Verhülltes Porträt Jeanne-Claude, 1963
Mit Polyethylenfolie und Schnur verhülltes Ölgemälde
75 x 55 x 4 cm
New York, Sammlung Jeanne-Claude Christo
Foto: Eeva-Inkeri
Die Christos haben eine enorme Energie in die Entwicklung dieses ästhetischen Konzepts investiert, darin, ihren eigenen künstlerischen Weg zu finden. Paris war auf diesem Weg nur eine Zwischenstation, und es ist kein Zufall, daß die Christos der Flüchtling aus Bulgarien und die in Marokko geborene Französin sich schließlich in den Vereinigten Staaten niederließen, im sprichwörtlichen Schmelztiegel New York. Christo in einem Gespräch mit der Zeitschrift Balkan: 1964 war mir bereits klar, daß ich nach Amerika gehen mußte, weil sich dort die Dinge schon entwickelten. Schon 1962 hatte mir der berühmte Kunsthändler Leo Castelli in Paris gesagt, mein Platz sei in Amerika. Christo fand und ging seinen Weg, und am Ende dieses Weges standen Kunstwerke, die den weisen Ausspruch G.K.Chestertons bestätigen: Jedes Kunstwerk hat ein unabdingbares Merkmal: das Zentrum des Werks ist einfach, so kompliziert die Ausführung auch sein mag. Die Kritiker die wohl- und übelgesinnten , die sich immer nur mit der Logistik von Christos Kunst aufhalten, sollten das beherzigen.
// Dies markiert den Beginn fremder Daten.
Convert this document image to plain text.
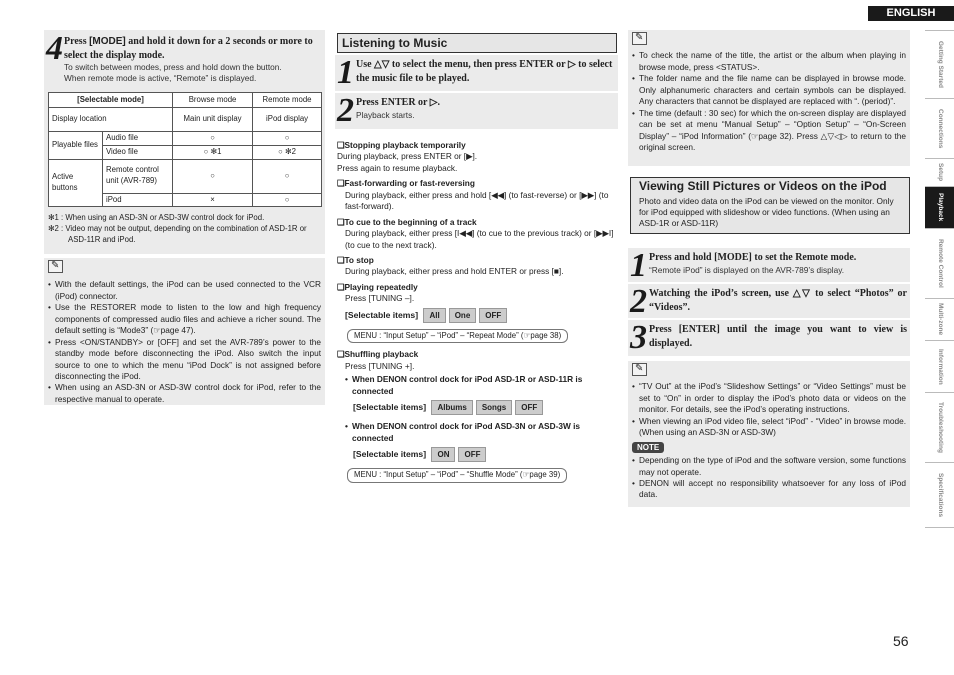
ENGLISH
Getting Started
Connections
Setup
Playback
Remote Control
Multi-zone
Information
Troubleshooting
Specifications
4 Press [MODE] and hold it down for a 2 seconds or more to select the display mode.
To switch between modes, press and hold down the button.
When remote mode is active, “Remote” is displayed.
[Selectable mode]		Browse mode	Remote mode
Display location		Main unit display	iPod display
Playable files	Audio file	○	○
	Video file	○ ✻1	○ ✻2
Active buttons	Remote control unit (AVR-789)	○	○
	iPod	×	○
✻1 : When using an ASD-3N or ASD-3W control dock for iPod.
✻2 : Video may not be output, depending on the combination of ASD-1R or ASD-11R and iPod.
✎
• With the default settings, the iPod can be used connected to the VCR (iPod) connector.
• Use the RESTORER mode to listen to the low and high frequency components of compressed audio files and achieve a richer sound. The default setting is “Mode3” (☞page 47).
• Press <ON/STANDBY> or [OFF] and set the AVR-789’s power to the standby mode before disconnecting the iPod. Also switch the input source to one to which the menu “iPod Dock” is not assigned before disconnecting the iPod.
• When using an ASD-3N or ASD-3W control dock for iPod, refer to the respective manual to operate.
Listening to Music
1 Use △▽ to select the menu, then press ENTER or ▷ to select the music file to be played.
2 Press ENTER or ▷.
Playback starts.
❑Stopping playback temporarily
During playback, press ENTER or [▶].
Press again to resume playback.
❑Fast-forwarding or fast-reversing
During playback, either press and hold [◀◀] (to fast-reverse) or [▶▶] (to fast-forward).
❑To cue to the beginning of a track
During playback, either press [I◀◀] (to cue to the previous track) or [▶▶I] (to cue to the next track).
❑To stop
During playback, either press and hold ENTER or press [■].
❑Playing repeatedly
Press [TUNING –].
[Selectable items] All One OFF
MENU : “Input Setup” – “iPod” – “Repeat Mode” (☞page 38)
❑Shuffling playback
Press [TUNING +].
• When DENON control dock for iPod ASD-1R or ASD-11R is connected
[Selectable items] Albums Songs OFF
• When DENON control dock for iPod ASD-3N or ASD-3W is connected
[Selectable items] ON OFF
MENU : “Input Setup” – “iPod” – “Shuffle Mode” (☞page 39)
✎
• To check the name of the title, the artist or the album when playing in browse mode, press <STATUS>.
• The folder name and the file name can be displayed in browse mode. Only alphanumeric characters and certain symbols can be displayed. Any characters that cannot be displayed are replaced with “. (period)”.
• The time (default : 30 sec) for which the on-screen display are displayed can be set at menu “Manual Setup” – “Option Setup” – “On-Screen Display” – “iPod Information” (☞page 32). Press △▽◁▷ to return to the original screen.
Viewing Still Pictures or Videos on the iPod
Photo and video data on the iPod can be viewed on the monitor. Only for iPod equipped with slideshow or video functions. (When using an ASD-1R or ASD-11R)
1 Press and hold [MODE] to set the Remote mode.
“Remote iPod” is displayed on the AVR-789’s display.
2 Watching the iPod’s screen, use △▽ to select “Photos” or “Videos”.
3 Press [ENTER] until the image you want to view is displayed.
✎
• “TV Out” at the iPod’s “Slideshow Settings” or “Video Settings” must be set to “On” in order to display the iPod’s photo data or videos on the monitor. For details, see the iPod’s operating instructions.
• When viewing an iPod video file, select “iPod” - “Video” in browse mode. (When using an ASD-3N or ASD-3W)
NOTE
• Depending on the type of iPod and the software version, some functions may not operate.
• DENON will accept no responsibility whatsoever for any loss of iPod data.
56
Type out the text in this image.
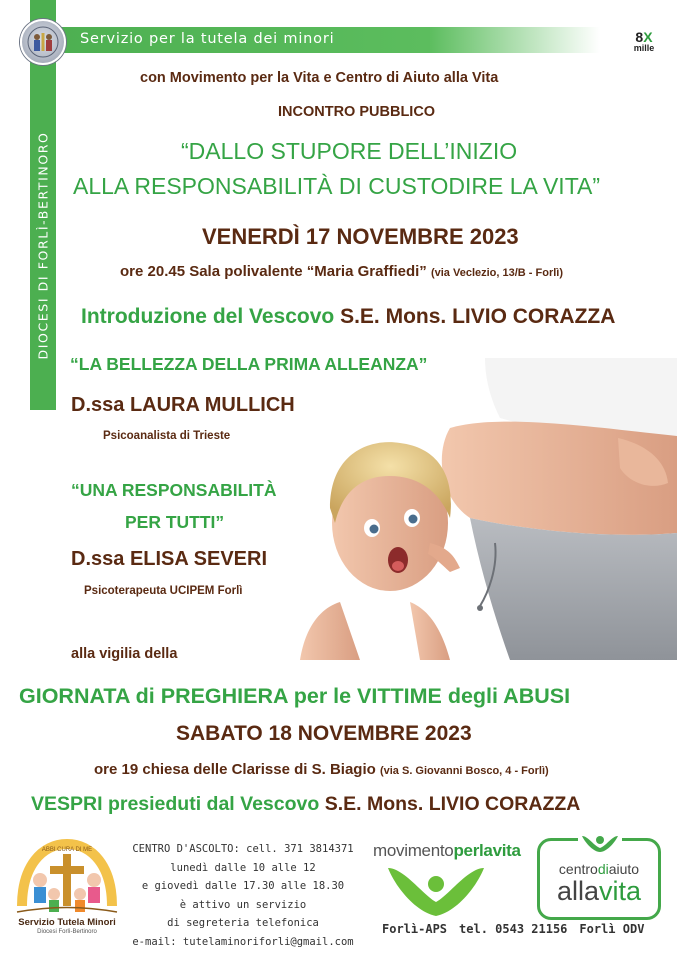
Servizio per la tutela dei minori
DIOCESI DI FORLÌ-BERTINORO
8X
mille
con Movimento per la Vita e Centro di Aiuto alla Vita
INCONTRO PUBBLICO
“DALLO STUPORE DELL’INIZIO
ALLA RESPONSABILITÀ DI CUSTODIRE LA VITA”
VENERDÌ 17 NOVEMBRE 2023
ore 20.45 Sala polivalente “Maria Graffiedi” (via Veclezio, 13/B - Forlì)
Introduzione del Vescovo S.E. Mons. LIVIO CORAZZA
“LA BELLEZZA DELLA PRIMA ALLEANZA”
D.ssa LAURA MULLICH
Psicoanalista di Trieste
“UNA RESPONSABILITÀ
PER TUTTI”
D.ssa ELISA SEVERI
Psicoterapeuta UCIPEM Forlì
alla vigilia della
GIORNATA di PREGHIERA per le VITTIME degli ABUSI
SABATO 18 NOVEMBRE 2023
ore 19 chiesa delle Clarisse di S. Biagio (via S. Giovanni Bosco, 4 - Forlì)
VESPRI presieduti dal Vescovo S.E. Mons. LIVIO CORAZZA
ABBI CURA DI ME
Servizio Tutela Minori
Diocesi Forlì-Bertinoro
CENTRO D'ASCOLTO: cell. 371 3814371
lunedì dalle 10 alle 12
e giovedì dalle 17.30 alle 18.30
è attivo un servizio
di segreteria telefonica
e-mail: tutelaminoriforli@gmail.com
movimentoperlavita
centrodiaiuto
allavita
Forlì-APS tel. 0543 21156 Forlì ODV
Vom ästhetischen Gesichtspunkt aus betrachtet, muß noch ein weiteres Problem angesprochen werden: Die Christos vertrauen allein auf die Schönheit eines Kunstwerks. Diese Haltung impliziert eine Gleichgültigkeit Konzeptionen gegenüber, nach denen die Kunst auch eine wie auch immer geartete gesellschaftliche, politische, ökonomische, umweltpolitische, moralische oder philosophische Bedeutung hat. Oder, um es anders zu sagen: Wenn die Christos sich damit zufriedengeben, daß das Kunstwerk einfach nur existiert, statt etwas zu bedeuten, wenn sie die Kunst also als Selbstzweck betrachten, sind sie dann nicht dem L'art pour l'art-Lager zuzuordnen? Wenn auch die Feststellung richtig ist, daß die Christos einige der L'art pour l'art-Überzeugungen teilen, so muß doch vor allem auch betont werden, daß es ihnen ausdrücklich darum geht, möglichst viele Menschen aus allen Schichten in ihre Projekte einzubeziehen und ihnen ein ästhetisches Erlebnis zu ermöglichen.